Os alimentos e as roupas tiveram queda de preços em julho e ajudaram a derrubar a inflação medida pelo IPC-C1 (Índice de Preços ao Consumidor - Classe 1), usado para mensurar o impacto dos preços entre famílias com renda mensal entre um e 2,5 salários mínimos. O indicador teve deflação de 0,56% em julho, marcando o menor resultado desde setembro de 2008 (quando o indicador ficou em 0,57%).
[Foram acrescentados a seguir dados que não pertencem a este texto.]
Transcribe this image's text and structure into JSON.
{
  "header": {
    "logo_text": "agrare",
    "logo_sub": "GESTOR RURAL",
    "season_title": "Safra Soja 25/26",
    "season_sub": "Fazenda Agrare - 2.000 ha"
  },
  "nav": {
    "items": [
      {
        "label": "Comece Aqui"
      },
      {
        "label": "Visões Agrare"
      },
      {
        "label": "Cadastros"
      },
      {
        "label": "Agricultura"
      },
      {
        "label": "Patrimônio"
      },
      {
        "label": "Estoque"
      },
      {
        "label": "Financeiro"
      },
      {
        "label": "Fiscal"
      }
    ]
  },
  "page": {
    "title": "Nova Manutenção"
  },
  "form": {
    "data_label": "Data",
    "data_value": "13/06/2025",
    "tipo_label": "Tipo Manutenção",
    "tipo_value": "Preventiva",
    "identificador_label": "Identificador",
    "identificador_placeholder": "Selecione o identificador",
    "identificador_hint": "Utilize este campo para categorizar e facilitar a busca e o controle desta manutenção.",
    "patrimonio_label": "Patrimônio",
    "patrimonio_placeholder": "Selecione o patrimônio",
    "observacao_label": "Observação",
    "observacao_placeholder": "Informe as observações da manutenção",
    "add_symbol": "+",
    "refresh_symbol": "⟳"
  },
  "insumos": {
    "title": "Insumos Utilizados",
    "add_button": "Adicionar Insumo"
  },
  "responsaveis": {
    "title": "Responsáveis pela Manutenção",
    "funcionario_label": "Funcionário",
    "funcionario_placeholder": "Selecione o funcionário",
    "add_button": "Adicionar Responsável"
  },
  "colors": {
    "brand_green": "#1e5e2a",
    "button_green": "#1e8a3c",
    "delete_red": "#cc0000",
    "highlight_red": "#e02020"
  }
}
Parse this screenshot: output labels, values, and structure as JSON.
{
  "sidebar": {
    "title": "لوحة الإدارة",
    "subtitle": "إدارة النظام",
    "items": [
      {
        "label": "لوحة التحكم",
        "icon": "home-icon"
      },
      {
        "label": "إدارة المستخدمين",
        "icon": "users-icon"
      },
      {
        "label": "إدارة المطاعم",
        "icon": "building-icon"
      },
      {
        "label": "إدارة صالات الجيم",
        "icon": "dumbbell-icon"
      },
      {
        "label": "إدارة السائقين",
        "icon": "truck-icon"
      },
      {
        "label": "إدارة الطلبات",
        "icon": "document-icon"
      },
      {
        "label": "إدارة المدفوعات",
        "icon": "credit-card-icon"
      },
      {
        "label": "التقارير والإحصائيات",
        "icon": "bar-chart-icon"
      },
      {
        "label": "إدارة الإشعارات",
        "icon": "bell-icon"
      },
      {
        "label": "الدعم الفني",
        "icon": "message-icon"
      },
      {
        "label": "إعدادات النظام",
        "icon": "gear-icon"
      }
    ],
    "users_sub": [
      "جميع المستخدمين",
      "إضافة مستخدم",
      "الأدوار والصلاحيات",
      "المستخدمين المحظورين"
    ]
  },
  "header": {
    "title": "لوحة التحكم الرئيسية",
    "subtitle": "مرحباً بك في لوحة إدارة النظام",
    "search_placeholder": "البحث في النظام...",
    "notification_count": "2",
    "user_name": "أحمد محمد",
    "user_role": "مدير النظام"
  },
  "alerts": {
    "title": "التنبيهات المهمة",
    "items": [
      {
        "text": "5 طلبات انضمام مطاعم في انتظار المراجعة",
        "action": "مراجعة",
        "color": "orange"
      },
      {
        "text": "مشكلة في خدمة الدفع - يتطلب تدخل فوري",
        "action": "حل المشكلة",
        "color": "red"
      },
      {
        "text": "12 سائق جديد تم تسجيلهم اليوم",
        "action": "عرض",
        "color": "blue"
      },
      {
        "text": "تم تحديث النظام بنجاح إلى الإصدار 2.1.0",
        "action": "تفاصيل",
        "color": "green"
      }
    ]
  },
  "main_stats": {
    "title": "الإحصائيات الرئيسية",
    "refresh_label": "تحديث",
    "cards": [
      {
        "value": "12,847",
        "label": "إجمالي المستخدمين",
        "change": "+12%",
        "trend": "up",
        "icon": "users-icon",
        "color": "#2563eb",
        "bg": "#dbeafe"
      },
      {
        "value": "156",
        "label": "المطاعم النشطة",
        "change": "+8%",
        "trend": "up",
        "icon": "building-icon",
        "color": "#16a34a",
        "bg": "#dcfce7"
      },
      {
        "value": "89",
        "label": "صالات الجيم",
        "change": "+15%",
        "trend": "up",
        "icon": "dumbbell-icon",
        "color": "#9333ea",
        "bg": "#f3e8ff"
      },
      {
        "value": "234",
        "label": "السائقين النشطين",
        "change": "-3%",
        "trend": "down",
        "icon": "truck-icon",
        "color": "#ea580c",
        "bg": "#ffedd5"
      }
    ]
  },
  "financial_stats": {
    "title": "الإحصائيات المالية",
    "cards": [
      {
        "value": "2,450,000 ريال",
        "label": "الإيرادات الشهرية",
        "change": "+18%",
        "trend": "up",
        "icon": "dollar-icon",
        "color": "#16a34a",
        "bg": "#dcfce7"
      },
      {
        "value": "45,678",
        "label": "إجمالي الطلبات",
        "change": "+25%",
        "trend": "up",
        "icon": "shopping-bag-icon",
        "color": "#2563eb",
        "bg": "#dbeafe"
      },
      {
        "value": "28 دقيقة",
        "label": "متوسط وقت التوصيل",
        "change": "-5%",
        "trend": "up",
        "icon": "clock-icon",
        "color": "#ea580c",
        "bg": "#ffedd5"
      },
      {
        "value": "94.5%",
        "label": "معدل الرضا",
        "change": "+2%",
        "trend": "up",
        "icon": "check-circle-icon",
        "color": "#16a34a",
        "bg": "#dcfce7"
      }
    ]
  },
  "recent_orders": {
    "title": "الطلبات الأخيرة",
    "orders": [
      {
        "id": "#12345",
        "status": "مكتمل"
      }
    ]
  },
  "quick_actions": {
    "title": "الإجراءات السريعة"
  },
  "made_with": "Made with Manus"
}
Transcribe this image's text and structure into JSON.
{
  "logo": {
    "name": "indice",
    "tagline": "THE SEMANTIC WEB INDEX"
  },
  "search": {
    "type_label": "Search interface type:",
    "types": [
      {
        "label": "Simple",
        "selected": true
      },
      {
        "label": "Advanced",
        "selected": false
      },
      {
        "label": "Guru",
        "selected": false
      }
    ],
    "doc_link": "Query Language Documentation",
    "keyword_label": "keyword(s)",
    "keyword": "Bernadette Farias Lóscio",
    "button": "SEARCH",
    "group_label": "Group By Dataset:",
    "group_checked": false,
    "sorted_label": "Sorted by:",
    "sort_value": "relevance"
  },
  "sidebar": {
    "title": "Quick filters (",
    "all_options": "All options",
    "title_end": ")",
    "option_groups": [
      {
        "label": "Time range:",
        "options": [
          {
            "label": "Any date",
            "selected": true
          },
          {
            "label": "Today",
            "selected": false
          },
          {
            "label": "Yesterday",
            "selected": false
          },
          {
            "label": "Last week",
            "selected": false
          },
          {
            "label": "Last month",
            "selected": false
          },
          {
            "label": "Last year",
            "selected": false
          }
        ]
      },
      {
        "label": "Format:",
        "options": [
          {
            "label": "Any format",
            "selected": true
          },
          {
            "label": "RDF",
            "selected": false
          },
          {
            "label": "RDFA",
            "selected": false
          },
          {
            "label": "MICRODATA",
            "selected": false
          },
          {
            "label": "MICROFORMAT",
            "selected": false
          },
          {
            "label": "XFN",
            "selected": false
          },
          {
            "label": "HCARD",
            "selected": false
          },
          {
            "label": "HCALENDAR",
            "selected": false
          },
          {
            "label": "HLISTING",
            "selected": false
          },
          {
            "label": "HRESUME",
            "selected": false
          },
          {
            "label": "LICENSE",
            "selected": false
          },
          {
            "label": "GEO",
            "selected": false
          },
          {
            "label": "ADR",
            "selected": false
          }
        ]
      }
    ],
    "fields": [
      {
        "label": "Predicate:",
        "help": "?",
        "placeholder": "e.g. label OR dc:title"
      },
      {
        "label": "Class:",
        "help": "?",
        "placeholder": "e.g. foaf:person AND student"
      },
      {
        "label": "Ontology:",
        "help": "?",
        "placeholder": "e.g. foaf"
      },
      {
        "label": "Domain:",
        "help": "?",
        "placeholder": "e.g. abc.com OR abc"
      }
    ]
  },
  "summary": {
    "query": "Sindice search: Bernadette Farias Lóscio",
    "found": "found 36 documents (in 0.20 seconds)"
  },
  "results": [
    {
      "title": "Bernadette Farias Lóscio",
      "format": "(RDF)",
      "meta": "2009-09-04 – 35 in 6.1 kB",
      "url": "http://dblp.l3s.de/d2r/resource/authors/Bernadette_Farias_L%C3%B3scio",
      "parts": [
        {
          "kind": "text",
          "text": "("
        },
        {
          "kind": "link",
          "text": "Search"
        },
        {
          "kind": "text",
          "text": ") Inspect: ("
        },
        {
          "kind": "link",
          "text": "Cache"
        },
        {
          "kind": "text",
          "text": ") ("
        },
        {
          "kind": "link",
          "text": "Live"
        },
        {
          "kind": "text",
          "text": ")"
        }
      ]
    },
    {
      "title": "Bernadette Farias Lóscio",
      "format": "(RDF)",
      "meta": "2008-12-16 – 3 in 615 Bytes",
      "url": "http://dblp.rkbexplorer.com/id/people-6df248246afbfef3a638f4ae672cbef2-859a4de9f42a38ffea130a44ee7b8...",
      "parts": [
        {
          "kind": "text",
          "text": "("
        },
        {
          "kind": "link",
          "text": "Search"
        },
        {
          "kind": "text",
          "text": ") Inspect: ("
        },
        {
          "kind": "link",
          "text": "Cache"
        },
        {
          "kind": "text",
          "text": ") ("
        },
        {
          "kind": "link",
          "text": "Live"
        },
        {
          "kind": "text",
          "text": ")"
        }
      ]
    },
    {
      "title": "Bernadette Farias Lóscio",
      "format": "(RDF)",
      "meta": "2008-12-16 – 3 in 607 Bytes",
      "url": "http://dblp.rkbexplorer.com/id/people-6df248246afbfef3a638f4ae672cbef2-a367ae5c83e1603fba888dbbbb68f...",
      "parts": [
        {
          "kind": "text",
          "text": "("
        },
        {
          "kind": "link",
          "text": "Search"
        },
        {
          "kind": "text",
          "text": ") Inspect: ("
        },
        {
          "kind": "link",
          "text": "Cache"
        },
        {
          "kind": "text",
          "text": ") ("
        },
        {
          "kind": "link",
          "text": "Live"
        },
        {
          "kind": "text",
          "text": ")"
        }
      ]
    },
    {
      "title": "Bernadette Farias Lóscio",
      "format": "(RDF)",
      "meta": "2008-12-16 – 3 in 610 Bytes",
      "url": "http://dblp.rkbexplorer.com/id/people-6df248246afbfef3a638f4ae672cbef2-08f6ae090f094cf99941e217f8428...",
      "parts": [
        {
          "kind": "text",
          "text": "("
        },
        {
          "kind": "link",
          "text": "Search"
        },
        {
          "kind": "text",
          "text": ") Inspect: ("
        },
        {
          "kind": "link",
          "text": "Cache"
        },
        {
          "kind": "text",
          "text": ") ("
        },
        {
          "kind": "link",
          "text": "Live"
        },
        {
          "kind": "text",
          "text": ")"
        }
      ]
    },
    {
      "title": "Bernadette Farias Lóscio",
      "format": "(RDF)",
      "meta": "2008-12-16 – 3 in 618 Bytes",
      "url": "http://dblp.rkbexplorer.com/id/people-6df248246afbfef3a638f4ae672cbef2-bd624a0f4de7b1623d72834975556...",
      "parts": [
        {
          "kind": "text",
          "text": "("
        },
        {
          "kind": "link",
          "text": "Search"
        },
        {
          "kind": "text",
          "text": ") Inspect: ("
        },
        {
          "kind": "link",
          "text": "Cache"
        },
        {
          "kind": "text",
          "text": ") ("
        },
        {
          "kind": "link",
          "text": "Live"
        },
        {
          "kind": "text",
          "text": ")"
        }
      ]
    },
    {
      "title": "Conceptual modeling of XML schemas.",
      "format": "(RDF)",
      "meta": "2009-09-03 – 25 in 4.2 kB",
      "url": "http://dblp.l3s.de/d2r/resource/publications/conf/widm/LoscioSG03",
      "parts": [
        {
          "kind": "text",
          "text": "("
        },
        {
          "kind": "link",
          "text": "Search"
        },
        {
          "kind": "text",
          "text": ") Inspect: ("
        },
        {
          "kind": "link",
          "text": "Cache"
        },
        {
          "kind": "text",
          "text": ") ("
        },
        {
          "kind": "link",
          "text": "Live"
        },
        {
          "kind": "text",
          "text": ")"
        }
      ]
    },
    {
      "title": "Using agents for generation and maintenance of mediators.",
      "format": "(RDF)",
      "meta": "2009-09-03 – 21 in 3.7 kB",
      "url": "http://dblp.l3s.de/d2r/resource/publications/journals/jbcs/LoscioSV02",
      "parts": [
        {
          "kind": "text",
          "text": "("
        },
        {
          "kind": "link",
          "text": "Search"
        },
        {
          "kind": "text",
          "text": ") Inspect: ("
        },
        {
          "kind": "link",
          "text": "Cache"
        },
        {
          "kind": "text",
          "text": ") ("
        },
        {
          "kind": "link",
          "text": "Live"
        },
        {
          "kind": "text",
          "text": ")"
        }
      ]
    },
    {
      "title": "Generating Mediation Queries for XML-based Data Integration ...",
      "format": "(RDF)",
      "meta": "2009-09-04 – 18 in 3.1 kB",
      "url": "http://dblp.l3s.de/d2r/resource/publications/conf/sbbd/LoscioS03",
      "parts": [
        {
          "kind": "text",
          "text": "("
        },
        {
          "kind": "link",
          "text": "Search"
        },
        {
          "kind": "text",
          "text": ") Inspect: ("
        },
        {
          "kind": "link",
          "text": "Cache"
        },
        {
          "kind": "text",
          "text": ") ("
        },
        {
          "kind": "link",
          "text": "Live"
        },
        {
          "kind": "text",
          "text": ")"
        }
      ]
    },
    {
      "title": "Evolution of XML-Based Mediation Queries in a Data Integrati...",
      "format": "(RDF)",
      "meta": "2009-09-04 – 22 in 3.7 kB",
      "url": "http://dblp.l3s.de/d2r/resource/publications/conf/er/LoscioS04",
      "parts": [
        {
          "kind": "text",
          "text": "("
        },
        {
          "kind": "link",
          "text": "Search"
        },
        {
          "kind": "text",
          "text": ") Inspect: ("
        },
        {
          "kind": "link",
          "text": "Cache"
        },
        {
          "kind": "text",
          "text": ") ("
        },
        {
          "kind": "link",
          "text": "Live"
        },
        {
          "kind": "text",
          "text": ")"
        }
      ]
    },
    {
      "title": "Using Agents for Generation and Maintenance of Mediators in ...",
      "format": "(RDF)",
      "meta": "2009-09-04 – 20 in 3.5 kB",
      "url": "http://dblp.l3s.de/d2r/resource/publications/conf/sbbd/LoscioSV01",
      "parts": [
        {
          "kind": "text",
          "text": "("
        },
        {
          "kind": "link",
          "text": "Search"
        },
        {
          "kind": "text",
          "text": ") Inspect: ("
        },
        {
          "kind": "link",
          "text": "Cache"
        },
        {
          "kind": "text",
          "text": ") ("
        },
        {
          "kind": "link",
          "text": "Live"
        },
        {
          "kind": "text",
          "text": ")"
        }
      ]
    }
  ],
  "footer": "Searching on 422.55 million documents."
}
Em junho, o índice já havia tido variação negativa de preços de 0,38%, segundo divulgou a FGV (Fundação Getúlio Vargas) nesta sexta-feira (6). Com este resultado, o indicador acumula aumento de 4,20%, no ano, e de 4,65%, nos últimos 12 meses.

Quatro das sete classes de despesa componentes do índice apresentaram decréscimos em suas taxas de variação. No item vestuário, os preços foram de 0,78% para -1,11% entre junho e julho; no caso dos itens de alimentação, a variação foi de -1,31% para -1,54% no mês passado.

Os dois componentes de despesas são os que mais pesaram para a deflação no mês. Contribuíram para este movimento as roupas (1,08% para -0,89%), o arroz e o feijão (-0,22% para -1,31%), o tomate (-6,08% para -31,42%), o açúcar cristal (-2,19% para -7,37%), e a cebola (-3,75% para -12,28%).


Nas classes de saúde e cuidados pessoais, os preços foram de 0,40% para 0,25%, enquanto as despesas diversas variaram de 1,64% para 1,58%. Contribuíram com a queda os produtos de artigos de higiene e cuidado pessoal (0,72% para 0,30%) e as bebidas alcoólicas (-0,06% para -1,07%).

Tiveram aumentos de preços no mês os grupos: educação, leitura e recreação (-0,05% para 0,35%), habitação (0,14% para 0,19%) e transportes (-0,01% para 0,01%). As principais influências partiram dos itens excursão e tour (-1,69% para 1,58%), tarifa de eletricidade residencial (0,41% para 0,63%) e tarifa de ônibus interurbano (0,17% para 0,42%), nesta ordem.